Pollenhating

Its around that time of the year once again, when I get hayfever. As soon as the sun starts shining and the plants all start appearing and having a crazy fun flower time my face joins in the fun by slowly falling apart. My nose refuses to do anything useful and just blocks up like a snot barricade against pollen whilst my eyes use that great defence system of just becoming so itchy that eventually I may scratch them out, thus removing them from the front line. I had never had hayfever before until about 6 years ago when suddenly 1 of 2 things must have happened. Either 1) pollen has become stronger due to GMO and radiation. It is now able to affect even the toughest of antihistamine based humans and could also be why all the bees are dying out as they can’t carry such potent stuff without keeling over. Or 2) I have become rubbish and can’t handle pollen anymore.

I really don’t like having hayfever. It ruins all the joys of Spring. No longer can I skip merrily in fields, high-fiving cows and smelling buttercups. If I even go near a place that once saw flowers at one point then I start sneezing so much I have to hold on to something or I fall over. I have been told all the remedies: Honey/honeycomb – because bees don’t get hayfever; various antihistamines – all of which bar one make me very drowsy and therefore I haven’t got the energy to go outside anyway; Clarityn – the one antihistamine that doesn’t make me drowsy and also, as a result doesn’t seem to work; Wearing a pelt of a newborn rabbit with the melted ashes of dead lillies on it slung around my neck as you sleep every day for a month – ok so that one isn’t true but if was all say it is I reckon its only a matter of time before someone tries it.

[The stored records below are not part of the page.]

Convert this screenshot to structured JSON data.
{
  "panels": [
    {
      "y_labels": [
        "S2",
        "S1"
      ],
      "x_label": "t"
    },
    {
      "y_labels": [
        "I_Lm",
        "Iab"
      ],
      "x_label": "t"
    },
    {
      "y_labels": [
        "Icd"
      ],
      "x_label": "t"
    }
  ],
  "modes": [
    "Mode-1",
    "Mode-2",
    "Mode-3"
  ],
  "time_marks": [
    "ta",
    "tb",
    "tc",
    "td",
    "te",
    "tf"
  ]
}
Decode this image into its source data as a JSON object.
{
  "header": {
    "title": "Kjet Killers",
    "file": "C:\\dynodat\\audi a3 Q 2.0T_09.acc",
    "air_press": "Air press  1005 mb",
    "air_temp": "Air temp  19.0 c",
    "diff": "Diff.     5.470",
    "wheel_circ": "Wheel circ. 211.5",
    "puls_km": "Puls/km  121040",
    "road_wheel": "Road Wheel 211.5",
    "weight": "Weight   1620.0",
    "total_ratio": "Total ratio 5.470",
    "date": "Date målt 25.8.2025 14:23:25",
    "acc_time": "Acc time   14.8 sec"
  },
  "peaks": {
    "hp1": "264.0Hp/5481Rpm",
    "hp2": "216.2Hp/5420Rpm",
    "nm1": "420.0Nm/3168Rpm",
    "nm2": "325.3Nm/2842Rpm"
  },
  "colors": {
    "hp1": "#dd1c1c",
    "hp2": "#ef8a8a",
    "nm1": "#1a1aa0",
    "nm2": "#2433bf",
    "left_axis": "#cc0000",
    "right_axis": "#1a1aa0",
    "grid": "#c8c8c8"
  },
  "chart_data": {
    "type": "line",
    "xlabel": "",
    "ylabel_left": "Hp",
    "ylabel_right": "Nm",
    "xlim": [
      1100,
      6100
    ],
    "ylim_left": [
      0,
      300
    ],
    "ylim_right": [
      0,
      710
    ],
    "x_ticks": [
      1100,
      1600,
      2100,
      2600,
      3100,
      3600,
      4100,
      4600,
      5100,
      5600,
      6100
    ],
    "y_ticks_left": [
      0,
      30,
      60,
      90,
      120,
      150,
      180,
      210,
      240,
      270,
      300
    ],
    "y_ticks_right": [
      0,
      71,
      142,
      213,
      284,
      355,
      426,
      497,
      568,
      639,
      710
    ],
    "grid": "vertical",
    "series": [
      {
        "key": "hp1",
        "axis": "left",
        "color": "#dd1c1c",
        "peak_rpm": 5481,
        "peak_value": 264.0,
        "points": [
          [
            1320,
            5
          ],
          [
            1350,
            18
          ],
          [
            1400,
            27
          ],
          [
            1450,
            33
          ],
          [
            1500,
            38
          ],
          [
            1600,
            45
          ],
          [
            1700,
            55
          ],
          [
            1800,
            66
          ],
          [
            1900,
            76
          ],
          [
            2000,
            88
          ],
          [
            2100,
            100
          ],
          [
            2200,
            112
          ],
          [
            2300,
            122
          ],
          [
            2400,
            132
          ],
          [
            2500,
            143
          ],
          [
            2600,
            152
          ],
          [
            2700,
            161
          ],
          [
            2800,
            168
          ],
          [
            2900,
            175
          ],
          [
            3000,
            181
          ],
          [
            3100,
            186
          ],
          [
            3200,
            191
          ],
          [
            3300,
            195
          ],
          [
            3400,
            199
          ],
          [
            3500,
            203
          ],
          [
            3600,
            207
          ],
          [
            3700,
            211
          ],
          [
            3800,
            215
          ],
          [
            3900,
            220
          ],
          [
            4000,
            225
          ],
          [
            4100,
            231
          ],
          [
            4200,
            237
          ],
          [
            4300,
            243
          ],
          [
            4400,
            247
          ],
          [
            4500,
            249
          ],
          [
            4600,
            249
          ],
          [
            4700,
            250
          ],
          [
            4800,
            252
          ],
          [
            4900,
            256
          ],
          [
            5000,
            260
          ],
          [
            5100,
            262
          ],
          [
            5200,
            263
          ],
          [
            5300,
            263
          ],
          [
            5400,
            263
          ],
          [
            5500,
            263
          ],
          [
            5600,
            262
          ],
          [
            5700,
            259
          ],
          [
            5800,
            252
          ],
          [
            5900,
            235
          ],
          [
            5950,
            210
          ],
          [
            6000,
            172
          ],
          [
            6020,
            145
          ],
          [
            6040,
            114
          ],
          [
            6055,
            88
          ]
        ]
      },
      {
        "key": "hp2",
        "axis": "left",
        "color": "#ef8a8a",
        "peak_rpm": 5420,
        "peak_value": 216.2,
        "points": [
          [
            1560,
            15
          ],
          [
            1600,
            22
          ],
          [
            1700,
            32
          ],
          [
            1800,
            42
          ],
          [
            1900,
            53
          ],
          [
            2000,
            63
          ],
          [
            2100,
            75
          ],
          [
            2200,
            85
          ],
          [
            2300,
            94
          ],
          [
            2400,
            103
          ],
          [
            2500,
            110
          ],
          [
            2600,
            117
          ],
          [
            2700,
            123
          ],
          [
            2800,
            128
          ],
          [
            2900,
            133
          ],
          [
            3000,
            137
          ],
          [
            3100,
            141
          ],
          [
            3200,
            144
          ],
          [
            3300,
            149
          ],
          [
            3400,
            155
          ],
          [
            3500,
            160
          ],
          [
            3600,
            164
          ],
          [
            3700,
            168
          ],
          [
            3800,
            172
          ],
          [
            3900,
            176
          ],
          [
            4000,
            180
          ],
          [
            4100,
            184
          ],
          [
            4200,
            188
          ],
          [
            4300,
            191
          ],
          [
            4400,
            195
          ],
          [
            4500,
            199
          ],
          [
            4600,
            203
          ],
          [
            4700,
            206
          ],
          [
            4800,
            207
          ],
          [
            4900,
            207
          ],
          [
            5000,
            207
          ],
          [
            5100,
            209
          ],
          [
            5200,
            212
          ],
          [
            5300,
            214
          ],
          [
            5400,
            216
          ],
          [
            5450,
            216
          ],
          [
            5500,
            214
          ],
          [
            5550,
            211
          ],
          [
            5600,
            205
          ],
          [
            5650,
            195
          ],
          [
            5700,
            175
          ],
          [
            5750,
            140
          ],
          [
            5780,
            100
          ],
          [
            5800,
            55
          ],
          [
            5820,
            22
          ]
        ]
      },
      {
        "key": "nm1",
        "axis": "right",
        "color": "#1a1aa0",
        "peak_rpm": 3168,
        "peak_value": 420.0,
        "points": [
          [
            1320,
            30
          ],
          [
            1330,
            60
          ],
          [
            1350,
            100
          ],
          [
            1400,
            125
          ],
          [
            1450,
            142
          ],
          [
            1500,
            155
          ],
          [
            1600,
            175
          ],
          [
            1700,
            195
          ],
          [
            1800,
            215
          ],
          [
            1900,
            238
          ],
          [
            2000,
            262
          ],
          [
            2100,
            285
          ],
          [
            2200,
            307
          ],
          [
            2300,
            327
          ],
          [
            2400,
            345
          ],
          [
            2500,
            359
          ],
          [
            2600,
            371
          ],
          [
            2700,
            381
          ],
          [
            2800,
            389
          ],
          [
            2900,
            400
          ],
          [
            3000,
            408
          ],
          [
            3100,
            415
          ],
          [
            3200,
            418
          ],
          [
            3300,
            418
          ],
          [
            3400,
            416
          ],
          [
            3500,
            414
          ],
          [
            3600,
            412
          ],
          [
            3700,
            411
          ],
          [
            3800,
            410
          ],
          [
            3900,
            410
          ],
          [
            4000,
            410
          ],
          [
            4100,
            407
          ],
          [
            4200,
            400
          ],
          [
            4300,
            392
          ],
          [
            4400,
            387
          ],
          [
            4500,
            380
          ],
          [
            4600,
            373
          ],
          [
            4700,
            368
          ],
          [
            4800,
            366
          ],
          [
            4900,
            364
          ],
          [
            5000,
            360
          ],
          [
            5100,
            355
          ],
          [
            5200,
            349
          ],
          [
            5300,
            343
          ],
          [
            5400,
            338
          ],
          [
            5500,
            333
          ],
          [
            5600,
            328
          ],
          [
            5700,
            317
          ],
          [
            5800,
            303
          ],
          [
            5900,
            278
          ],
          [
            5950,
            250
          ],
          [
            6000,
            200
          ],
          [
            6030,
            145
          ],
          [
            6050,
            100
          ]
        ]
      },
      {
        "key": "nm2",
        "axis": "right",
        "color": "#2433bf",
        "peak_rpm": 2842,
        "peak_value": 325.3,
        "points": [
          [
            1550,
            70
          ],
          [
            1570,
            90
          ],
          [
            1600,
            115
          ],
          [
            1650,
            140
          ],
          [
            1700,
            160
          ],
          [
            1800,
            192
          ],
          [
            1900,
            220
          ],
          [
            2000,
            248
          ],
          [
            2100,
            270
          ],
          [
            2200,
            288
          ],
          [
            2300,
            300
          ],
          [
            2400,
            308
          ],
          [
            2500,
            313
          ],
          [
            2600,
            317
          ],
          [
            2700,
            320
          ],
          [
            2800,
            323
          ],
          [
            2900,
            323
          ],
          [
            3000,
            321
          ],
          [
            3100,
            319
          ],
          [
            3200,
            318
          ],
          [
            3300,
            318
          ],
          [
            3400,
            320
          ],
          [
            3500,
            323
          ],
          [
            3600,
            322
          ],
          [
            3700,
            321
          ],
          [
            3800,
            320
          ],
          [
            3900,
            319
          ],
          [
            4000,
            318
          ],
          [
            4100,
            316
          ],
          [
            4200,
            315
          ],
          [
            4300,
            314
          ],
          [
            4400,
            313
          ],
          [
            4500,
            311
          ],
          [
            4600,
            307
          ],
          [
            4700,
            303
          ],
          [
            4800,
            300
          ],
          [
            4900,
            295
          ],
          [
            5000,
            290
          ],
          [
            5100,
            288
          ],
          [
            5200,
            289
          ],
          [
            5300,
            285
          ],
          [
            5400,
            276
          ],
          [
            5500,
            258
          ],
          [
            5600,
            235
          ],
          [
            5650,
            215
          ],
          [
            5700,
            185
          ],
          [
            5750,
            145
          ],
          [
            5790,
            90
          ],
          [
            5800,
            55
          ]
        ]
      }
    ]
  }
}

Don’t have a lot of reason to go outside today anyway as I’ve barricaded myself in with the promise of doing some spring cleaning. I have a lot of dirty springs so it must be done. Arf. No today is for cleaning out lots of old stuff I don’t really need or want anymore. I have loads of t-shirts that are so worn I should probably throw them out, or wear them and pretend they are retro cool. Its hard to know which is the best option. I find that a lot of clothes that I assumed were chuckable have suddenly appeared as the height of fashion. A little while ago I found a tragically large pair of 80’s sunglasses that made me unfortunately look like big gay face Elton John when I wore them. Since mercilessly throwing them away I have noticed more and more people, including Kanye West, striving to look like big gay face Elton John and wear glasses that are far too big for their heads. If I had had such foresight I would have sold them to someone. Probably Kanye.

A brief blog today. Lack of gigs has numbed my brain and I have just had far too much beer and dumbed down to vast amounts of 24, Lost and the Wire, all of which have still very much got their televisual hooks in my eyes. Which might be the real reason they are so itchy. 24 has taken a twist that has really kept me interested and now I just can’t give up on it. Lost is so so irritatingly rubbish at the moment but I need to watch it incase it does all turn out to be a dream and I have to sign a death warrant on JJ Abrahms life for wasting so much of it. And then there’s the Wire, which I could never complain about ever. I mean its just superb. The only thing that worries me is now that its shown all week on BBC2 even more people will be talking about how great it is and I won’t feel like I’m superior for telling other people to watch it. I might start the lie saying that I told BBC to put it on TV just to keep face. And by that, I mean dignity, not the member of the A-Team I have locked in my basement.